Past Box Office Performance for the Franchise

So how did the other Star Wars films do in their initial releases (all tucked up their cozy May release dates)? Thanks to Boxoffice Mojo’s incredibly inflation-adjusted chart, we can tell you! (If you want to see “actual” box office returns for the films, just scroll up on that page.)
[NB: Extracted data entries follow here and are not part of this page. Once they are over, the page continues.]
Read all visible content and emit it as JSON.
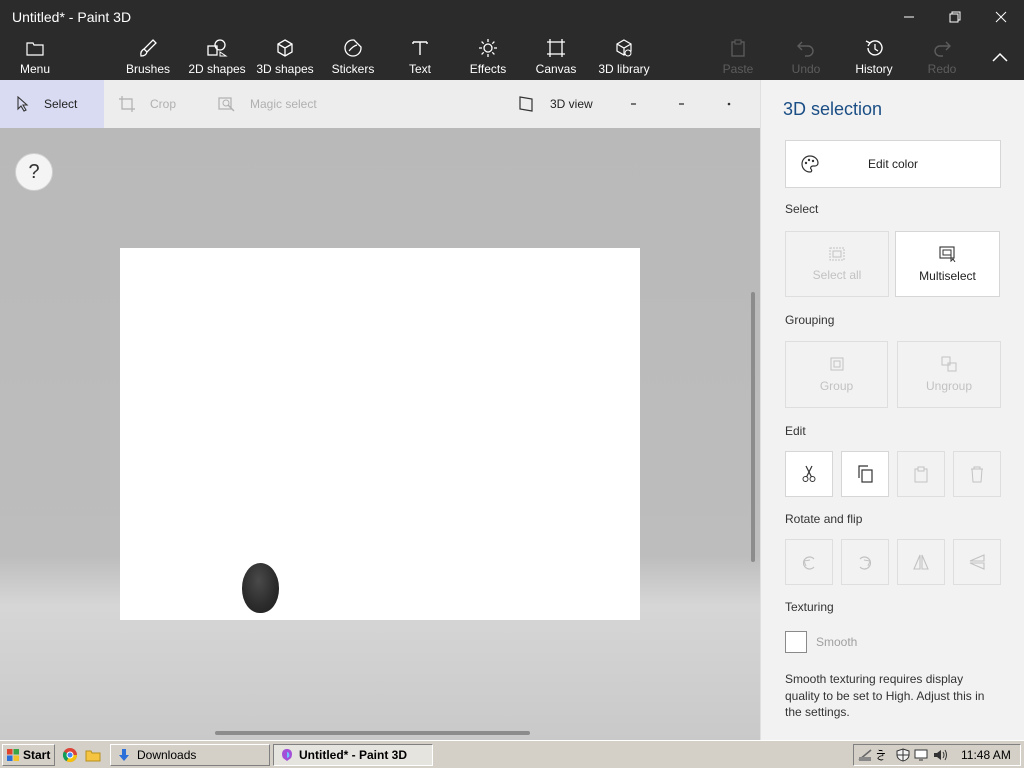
{
  "window": {
    "title": "Untitled* - Paint 3D"
  },
  "ribbon": {
    "menu": "Menu",
    "tools": [
      {
        "id": "brushes",
        "label": "Brushes",
        "icon": "brush-icon"
      },
      {
        "id": "2d-shapes",
        "label": "2D shapes",
        "icon": "2d-shapes-icon"
      },
      {
        "id": "3d-shapes",
        "label": "3D shapes",
        "icon": "cube-icon"
      },
      {
        "id": "stickers",
        "label": "Stickers",
        "icon": "sticker-icon"
      },
      {
        "id": "text",
        "label": "Text",
        "icon": "text-icon"
      },
      {
        "id": "effects",
        "label": "Effects",
        "icon": "sun-icon"
      },
      {
        "id": "canvas",
        "label": "Canvas",
        "icon": "canvas-icon"
      },
      {
        "id": "3d-library",
        "label": "3D library",
        "icon": "library-icon"
      }
    ],
    "paste": "Paste",
    "undo": "Undo",
    "history": "History",
    "redo": "Redo"
  },
  "toolbar": {
    "select": "Select",
    "crop": "Crop",
    "magic_select": "Magic select",
    "view_3d": "3D view"
  },
  "workspace": {
    "help": "?"
  },
  "panel": {
    "title": "3D selection",
    "edit_color": "Edit color",
    "select_section": "Select",
    "select_all": "Select all",
    "multiselect": "Multiselect",
    "grouping_section": "Grouping",
    "group": "Group",
    "ungroup": "Ungroup",
    "edit_section": "Edit",
    "rotate_section": "Rotate and flip",
    "texturing_section": "Texturing",
    "smooth": "Smooth",
    "smooth_checked": false,
    "smooth_note": "Smooth texturing requires display quality to be set to High. Adjust this in the settings."
  },
  "taskbar": {
    "start": "Start",
    "downloads": "Downloads",
    "active_window": "Untitled* - Paint 3D",
    "clock": "11:48 AM"
  },
  "colors": {
    "titlebar": "#2b2b2b",
    "panel_title": "#1a4e85",
    "select_highlight": "#d8dbf2"
  }
}
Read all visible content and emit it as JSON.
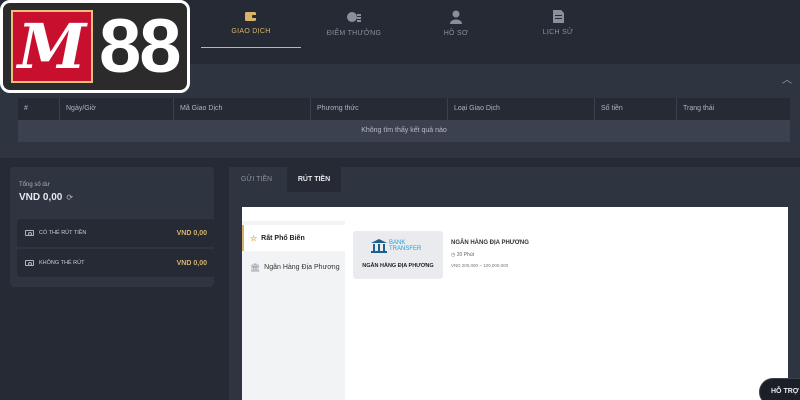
{
  "logo": {
    "letter": "M",
    "number": "88"
  },
  "nav": {
    "tabs": [
      {
        "label": "GIAO DỊCH",
        "icon": "wallet-icon",
        "active": true
      },
      {
        "label": "ĐIỂM THƯỞNG",
        "icon": "coins-icon",
        "active": false
      },
      {
        "label": "HỒ SƠ",
        "icon": "user-icon",
        "active": false
      },
      {
        "label": "LỊCH SỬ",
        "icon": "document-icon",
        "active": false
      }
    ]
  },
  "history": {
    "columns": [
      "#",
      "Ngày/Giờ",
      "Mã Giao Dịch",
      "Phương thức",
      "Loại Giao Dịch",
      "Số tiền",
      "Trạng thái"
    ],
    "empty_message": "Không tìm thấy kết quả nào"
  },
  "balance": {
    "label": "Tổng số dư",
    "total": "VND 0,00",
    "rows": [
      {
        "label": "CÓ THỂ RÚT TIỀN",
        "amount": "VND 0,00"
      },
      {
        "label": "KHÔNG THỂ RÚT",
        "amount": "VND 0,00"
      }
    ]
  },
  "panel": {
    "tabs": [
      {
        "label": "GỬI TIỀN",
        "active": false
      },
      {
        "label": "RÚT TIỀN",
        "active": true
      }
    ],
    "methods": [
      {
        "label": "Rất Phổ Biến",
        "icon": "star-icon",
        "active": true
      },
      {
        "label": "Ngân Hàng Địa Phương",
        "icon": "bank-icon",
        "active": false
      }
    ],
    "bank_card": {
      "logo_line1": "BANK",
      "logo_line2": "TRANSFER",
      "caption": "NGÂN HÀNG ĐỊA PHƯƠNG",
      "name": "NGÂN HÀNG ĐỊA PHƯƠNG",
      "time": "20 Phút",
      "range": "VND 200,000 ~ 100,000,000"
    }
  },
  "support": {
    "label": "HỖ TRỢ"
  },
  "colors": {
    "accent": "#d6b46a",
    "background": "#262a35",
    "panel": "#2f3441",
    "logo_red": "#c8102e"
  }
}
  1. Star Wars — $1,149,008,800 (the 1997 Special Edition and 1982 reissue adds $242,478,400 and $42,375,500 to this, respectively)
  2. Star Wars: Episode I – The Phantom Menace — $682,847,700
  3. Return of the Jedi – $651,916,200 (the 1997 Special Edition and 1985 reissue adds $79,746,600 and $25,515,400 to this, respectively)
  4. The Empire Strikes Back — $634,841,000 (the 1997 Special Edition and 1982 reissue adds $118,553,700 and $36,351,600 to this, respectively)
  5. Star Wars: Episode III – Revenge of the Sith – $477,562,900
  6. Star Wars: Episode II – Attack of the Clones — $418,698,700

What does it all mean? Honestly, it means what you already know it means – Star Wars films make money and it doesn’t matter when they come out (look at the release dates for the re-issues and Special Editions, which run the gamut from January to November).

Competition in 2015

But what will Star Wars: Episode VII be going up against in December of 2015? Well, there’s actually some surprisingly good fare already stuffed in there – from Warcraft to Live By Night to holdovers from November like Bond 24 and The Hunger Games: Mockingjay, Part 2. But there’s also plenty of stuff that won’t compete, including Alvin and the Chipmunks 4 and Kung Fu Panda 3. As of now, the only other two films still holding on to the December 18th release date are Inferno and Warcraft, and it’s safe to assume that both of those features are going to exit that date, and quickly. Star Wars is a behemoth, a franchise monster, a cultural event, and here’s the truth – the release date does not matter, this thing will win any opening date, any weekend, any month, and probably any year it so decides to show up in.

At least now you have some fun trivia to toss out when you’re inevitably trapped discussing it for the next two years.